Au vu des écrits soumis en cause, la Cour note, tel que relevé à bon escient par le délégué du gouvernement, que les appelants qualifient les travaux envisagés dans les diverses demandes tantôt de travaux de reconstruction, tantôt de travaux de rénovation, tantôt de travaux de remplacement, étant relevé que pour chaque catégorie de travaux envisagée, la loi pose comme condition préalable, aux termes de l’article 7, paragraphes (2) et (3), de la loi du 18 juillet 2018, que la construction pour laquelle ces travaux sont envisagés soit « légalement existante » d’après la définition du paragraphe (5) de ladite loi de 2018.

Il est constant en cause que l’objet de la vente, tel que se dégageant de l’acte notarié du 4 juin 2019 par lequel les consorts (A-B) ont acquis la (les) constructions litigieuse(s), est défini comme une « gloriette », c’est-à-dire un pavillon de verdure, ledit acte notarié ne mentionnant aucune autre construction.

3 Cour adm. 15 décembre 2022, n° 47610C du rôle, Pas. adm. 2023, V° Environnement, n° 90 4 Cour adm. 13 avril 2014, n° 33526C du rôle, Pas. adm. 2023, V° Environnement, n° 148 et autres références y citées 12Il se dégage néanmoins de la pièce intitulée « plan de situation de la parcelle (P2) » de l’Administration du cadastre et de la topographie que le terrain renseigne la présence sur les lieux de deux fosses, un puits, une piscine et une fosse septique, mise à part la construction principale.

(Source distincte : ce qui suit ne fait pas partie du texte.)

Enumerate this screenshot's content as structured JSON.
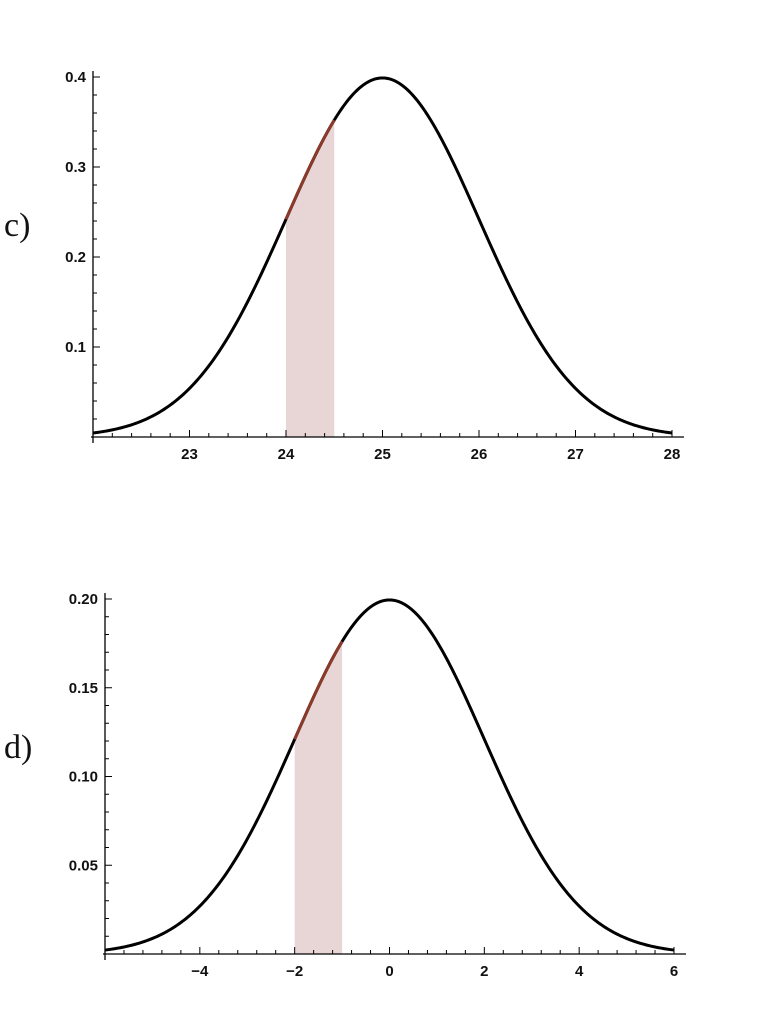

L’acte de vente du 7 juillet 2000, par lequel les propriétaires précédents avaient acquis le terrain portant le numéro cadastral (P1), à savoir Monsieur (C) et Mademoiselle (D), définit l’objet de la vente comme une « gloriette avec place, bois et autres appartenances et dépendances », Monsieur (C) témoignant encore, dans une attestation testimoniale datée au 9 mars 2023, que le bâtiment principal était équipé d’une salle de bain avec fenêtre, électricité communale, lavabo, douche et toilette, ainsi que sur l’existence de deux poteaux d’éclairage logeant le chemin d’accès et une piscine avec éclairage et échelle d’accès en face du chalet.

L’autorisation du ministre de l’Environnement du 4 juillet 1994, quant à elle, autorise le propriétaire d’époque, Monsieur (E), à remettre en état une « maison de week-end » en exécution de la loi du 11 août 1982 concernant la protection de la nature et des ressources naturelles, le plan figurant actuellement au verso de ladite autorisation, daté au 1er décembre 1994, renseignant sur la présence à l’intérieur de ladite maison d’un living-cuisine et de deux chambres à coucher, ainsi que d’un « garage-outillage » annexé à la construction principale.

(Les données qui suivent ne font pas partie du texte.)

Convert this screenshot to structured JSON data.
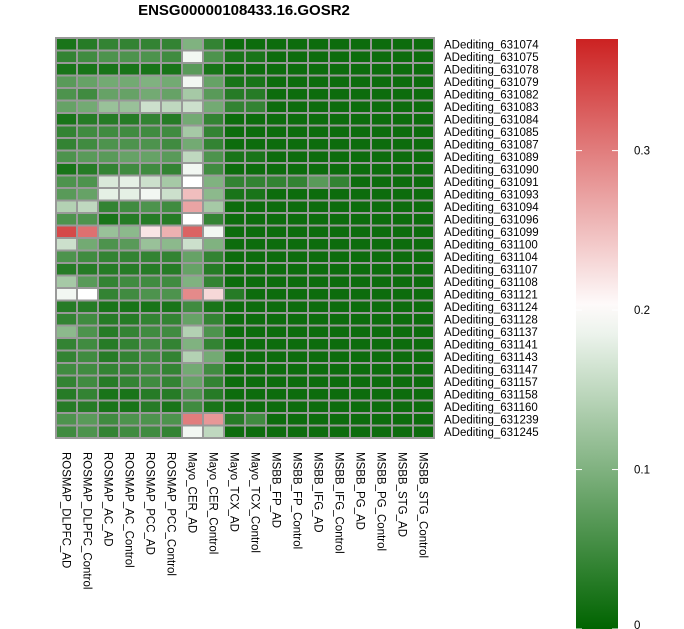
{
  "chart_data": {
    "type": "heatmap",
    "title": "ENSG00000108433.16.GOSR2",
    "columns": [
      "ROSMAP_DLPFC_AD",
      "ROSMAP_DLPFC_Control",
      "ROSMAP_AC_AD",
      "ROSMAP_AC_Control",
      "ROSMAP_PCC_AD",
      "ROSMAP_PCC_Control",
      "Mayo_CER_AD",
      "Mayo_CER_Control",
      "Mayo_TCX_AD",
      "Mayo_TCX_Control",
      "MSBB_FP_AD",
      "MSBB_FP_Control",
      "MSBB_IFG_AD",
      "MSBB_IFG_Control",
      "MSBB_PG_AD",
      "MSBB_PG_Control",
      "MSBB_STG_AD",
      "MSBB_STG_Control"
    ],
    "rows": [
      "ADediting_631074",
      "ADediting_631075",
      "ADediting_631078",
      "ADediting_631079",
      "ADediting_631082",
      "ADediting_631083",
      "ADediting_631084",
      "ADediting_631085",
      "ADediting_631087",
      "ADediting_631089",
      "ADediting_631090",
      "ADediting_631091",
      "ADediting_631093",
      "ADediting_631094",
      "ADediting_631096",
      "ADediting_631099",
      "ADediting_631100",
      "ADediting_631104",
      "ADediting_631107",
      "ADediting_631108",
      "ADediting_631121",
      "ADediting_631124",
      "ADediting_631128",
      "ADediting_631137",
      "ADediting_631141",
      "ADediting_631143",
      "ADediting_631147",
      "ADediting_631157",
      "ADediting_631158",
      "ADediting_631160",
      "ADediting_631239",
      "ADediting_631245"
    ],
    "values": [
      [
        0.02,
        0.03,
        0.04,
        0.04,
        0.04,
        0.04,
        0.1,
        0.04,
        0.01,
        0.01,
        0.01,
        0.01,
        0.01,
        0.01,
        0.01,
        0.01,
        0.01,
        0.01
      ],
      [
        0.04,
        0.05,
        0.06,
        0.06,
        0.06,
        0.05,
        0.19,
        0.06,
        0.02,
        0.02,
        0.01,
        0.01,
        0.01,
        0.01,
        0.01,
        0.01,
        0.01,
        0.01
      ],
      [
        0.02,
        0.02,
        0.02,
        0.02,
        0.02,
        0.02,
        0.07,
        0.02,
        0.01,
        0.01,
        0.01,
        0.01,
        0.01,
        0.01,
        0.01,
        0.01,
        0.01,
        0.01
      ],
      [
        0.07,
        0.08,
        0.09,
        0.09,
        0.1,
        0.09,
        0.19,
        0.08,
        0.02,
        0.02,
        0.01,
        0.01,
        0.01,
        0.01,
        0.01,
        0.01,
        0.01,
        0.01
      ],
      [
        0.06,
        0.05,
        0.08,
        0.08,
        0.09,
        0.08,
        0.13,
        0.07,
        0.03,
        0.03,
        0.01,
        0.01,
        0.01,
        0.01,
        0.01,
        0.01,
        0.01,
        0.01
      ],
      [
        0.08,
        0.09,
        0.12,
        0.12,
        0.16,
        0.15,
        0.16,
        0.09,
        0.04,
        0.04,
        0.01,
        0.01,
        0.01,
        0.01,
        0.01,
        0.01,
        0.01,
        0.01
      ],
      [
        0.02,
        0.03,
        0.03,
        0.03,
        0.04,
        0.03,
        0.09,
        0.04,
        0.01,
        0.01,
        0.01,
        0.01,
        0.01,
        0.01,
        0.01,
        0.01,
        0.01,
        0.01
      ],
      [
        0.04,
        0.05,
        0.05,
        0.05,
        0.05,
        0.05,
        0.13,
        0.04,
        0.01,
        0.01,
        0.01,
        0.01,
        0.01,
        0.01,
        0.01,
        0.01,
        0.01,
        0.01
      ],
      [
        0.04,
        0.05,
        0.06,
        0.06,
        0.06,
        0.05,
        0.09,
        0.04,
        0.01,
        0.01,
        0.01,
        0.01,
        0.01,
        0.01,
        0.01,
        0.01,
        0.01,
        0.01
      ],
      [
        0.06,
        0.07,
        0.07,
        0.08,
        0.08,
        0.07,
        0.15,
        0.06,
        0.02,
        0.02,
        0.01,
        0.01,
        0.01,
        0.01,
        0.01,
        0.01,
        0.01,
        0.01
      ],
      [
        0.02,
        0.03,
        0.04,
        0.05,
        0.05,
        0.04,
        0.19,
        0.05,
        0.01,
        0.01,
        0.01,
        0.01,
        0.01,
        0.01,
        0.01,
        0.01,
        0.01,
        0.01
      ],
      [
        0.06,
        0.06,
        0.17,
        0.18,
        0.16,
        0.13,
        0.2,
        0.1,
        0.04,
        0.04,
        0.04,
        0.04,
        0.07,
        0.04,
        0.01,
        0.01,
        0.01,
        0.01
      ],
      [
        0.07,
        0.08,
        0.18,
        0.18,
        0.19,
        0.16,
        0.25,
        0.11,
        0.02,
        0.02,
        0.01,
        0.01,
        0.01,
        0.01,
        0.01,
        0.01,
        0.01,
        0.01
      ],
      [
        0.14,
        0.15,
        0.04,
        0.05,
        0.06,
        0.05,
        0.27,
        0.13,
        0.01,
        0.01,
        0.01,
        0.01,
        0.01,
        0.01,
        0.01,
        0.01,
        0.01,
        0.01
      ],
      [
        0.06,
        0.06,
        0.02,
        0.03,
        0.03,
        0.03,
        0.2,
        0.04,
        0.01,
        0.01,
        0.01,
        0.01,
        0.01,
        0.01,
        0.01,
        0.01,
        0.01,
        0.01
      ],
      [
        0.34,
        0.31,
        0.12,
        0.11,
        0.22,
        0.26,
        0.32,
        0.19,
        0.01,
        0.01,
        0.01,
        0.01,
        0.01,
        0.01,
        0.01,
        0.01,
        0.01,
        0.01
      ],
      [
        0.16,
        0.09,
        0.06,
        0.07,
        0.12,
        0.11,
        0.16,
        0.1,
        0.01,
        0.01,
        0.01,
        0.01,
        0.01,
        0.01,
        0.01,
        0.01,
        0.01,
        0.01
      ],
      [
        0.06,
        0.05,
        0.04,
        0.04,
        0.04,
        0.04,
        0.08,
        0.04,
        0.01,
        0.01,
        0.01,
        0.01,
        0.01,
        0.01,
        0.01,
        0.01,
        0.01,
        0.01
      ],
      [
        0.03,
        0.03,
        0.03,
        0.03,
        0.03,
        0.03,
        0.08,
        0.03,
        0.01,
        0.01,
        0.01,
        0.01,
        0.01,
        0.01,
        0.01,
        0.01,
        0.01,
        0.01
      ],
      [
        0.13,
        0.07,
        0.04,
        0.05,
        0.05,
        0.05,
        0.1,
        0.04,
        0.01,
        0.01,
        0.01,
        0.01,
        0.01,
        0.01,
        0.01,
        0.01,
        0.01,
        0.01
      ],
      [
        0.19,
        0.2,
        0.04,
        0.05,
        0.06,
        0.06,
        0.29,
        0.23,
        0.03,
        0.01,
        0.01,
        0.01,
        0.01,
        0.01,
        0.01,
        0.01,
        0.01,
        0.01
      ],
      [
        0.03,
        0.03,
        0.02,
        0.02,
        0.02,
        0.02,
        0.05,
        0.02,
        0.01,
        0.01,
        0.01,
        0.01,
        0.01,
        0.01,
        0.01,
        0.01,
        0.01,
        0.01
      ],
      [
        0.04,
        0.05,
        0.03,
        0.03,
        0.04,
        0.04,
        0.08,
        0.04,
        0.01,
        0.01,
        0.01,
        0.01,
        0.01,
        0.01,
        0.01,
        0.01,
        0.01,
        0.01
      ],
      [
        0.11,
        0.06,
        0.03,
        0.04,
        0.05,
        0.05,
        0.14,
        0.06,
        0.01,
        0.01,
        0.01,
        0.01,
        0.01,
        0.01,
        0.01,
        0.01,
        0.01,
        0.01
      ],
      [
        0.04,
        0.05,
        0.03,
        0.04,
        0.05,
        0.04,
        0.1,
        0.04,
        0.01,
        0.01,
        0.01,
        0.01,
        0.01,
        0.01,
        0.01,
        0.01,
        0.01,
        0.01
      ],
      [
        0.04,
        0.05,
        0.03,
        0.04,
        0.05,
        0.04,
        0.14,
        0.09,
        0.01,
        0.01,
        0.01,
        0.01,
        0.01,
        0.01,
        0.01,
        0.01,
        0.01,
        0.01
      ],
      [
        0.05,
        0.05,
        0.04,
        0.04,
        0.05,
        0.04,
        0.09,
        0.05,
        0.01,
        0.01,
        0.01,
        0.01,
        0.01,
        0.01,
        0.01,
        0.01,
        0.01,
        0.01
      ],
      [
        0.04,
        0.05,
        0.03,
        0.04,
        0.05,
        0.04,
        0.08,
        0.04,
        0.01,
        0.01,
        0.01,
        0.01,
        0.01,
        0.01,
        0.01,
        0.01,
        0.01,
        0.01
      ],
      [
        0.03,
        0.04,
        0.02,
        0.02,
        0.03,
        0.03,
        0.06,
        0.03,
        0.01,
        0.01,
        0.01,
        0.01,
        0.01,
        0.01,
        0.01,
        0.01,
        0.01,
        0.01
      ],
      [
        0.03,
        0.03,
        0.02,
        0.02,
        0.03,
        0.02,
        0.05,
        0.02,
        0.01,
        0.01,
        0.01,
        0.01,
        0.01,
        0.01,
        0.01,
        0.01,
        0.01,
        0.01
      ],
      [
        0.06,
        0.07,
        0.05,
        0.06,
        0.06,
        0.06,
        0.3,
        0.28,
        0.03,
        0.05,
        0.01,
        0.01,
        0.01,
        0.01,
        0.01,
        0.01,
        0.01,
        0.01
      ],
      [
        0.05,
        0.06,
        0.04,
        0.05,
        0.05,
        0.04,
        0.19,
        0.15,
        0.01,
        0.01,
        0.01,
        0.01,
        0.01,
        0.01,
        0.01,
        0.01,
        0.01,
        0.01
      ]
    ],
    "color_scale": {
      "min": 0,
      "mid": 0.2,
      "max": 0.37,
      "low_color": "#006400",
      "mid_color": "#ffffff",
      "high_color": "#cc2222"
    },
    "legend": {
      "ticks": [
        0,
        0.1,
        0.2,
        0.3
      ],
      "tick_labels": [
        "0",
        "0.1",
        "0.2",
        "0.3"
      ],
      "position": "right"
    },
    "grid_color": "#999999"
  }
}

Ladite description du bâtiment principal semble encore correspondre dans ses grandes lignes à la description de l’immeuble tel que se dégageant du rapport d’expertise de 2020, ledit rapport ne se prononçant pas sur la présence des constructions accessoires.

Finalement, il se dégage d’une attestation testimoniale de Madame (F) qu’au courant des années 60, probablement avant l’entrée en vigueur de la première loi sur la protection de la nature en 1965, se trouvait sur la parcelle litigieuse la « maison des scouts » en bois posée sur du béton.

Au vu de cet historique, la Cour retient comme établi qu’une seule construction avait été légalement érigée sur la parcelle litigieuse avant toute exigence d’une autorisation ministérielle et que les seuls travaux de transformation dûment autorisés et légalement effectués, postérieurs à la première construction, l’ont été en vertu de l’autorisation ministérielle du 4 juillet 1994 autorisant la remise en état d’une « maison de weekend », aucune autre autorisation n’étant versée en cause pour justifier la construction d’un puits, d’une piscine, d’un système d’éclairage et de fosses septiques.

La Cour, à l’instar des premiers juges, retient dès lors que ni la piscine, ni le puits, ni le système d’éclairage et d’électricité ni les fosses septiques figurant sur le plan de situation de la parcelle (P2) n’avaient été érigés avant la première loi sur la protection de la nature du 29 juillet 1965, de sorte à ne pas pouvoir être considérés comme des constructions légalement existantes, conclusion qui se trouve encore confirmé par le constat que ces constructions accessoires n’ont pas été reprises à l’autorisation ministérielle du 4 juillet 1994.

Partant, à défaut pour les consorts (A-B) d’avoir produit des éléments de preuve suffisants établissant que ces éléments accessoires ont été construits respectivement sur base d’une autorisation ministérielle en bonne et due forme ou avant toute exigence de pareille autorisation, la Cour retient qu’ils sont à exclure du champ d’application de l’article 7, paragraphe (5), de la loi 13du 18 juillet 2018 et ne peuvent, par conséquent, ni être transformés ni rénovés ou reconstruits sans respecter la finalité inscrite à l’article 6 de ladite loi de 2018, à savoir avoir un lien certain et durable avec des activités d'exploitation qui sont agricoles, horticoles, maraîchères, sylvicoles, viticoles, piscicoles, apicoles, cynégétiques, ou qui comportent la gestion des surfaces proches de leur état naturel, condition qui, de manière non contestée, n’est pas remplie en l’espèce, de sorte que le refus est justifié à suffisance sur base de ce constat en ce qu’il concerne ces constructions accessoires.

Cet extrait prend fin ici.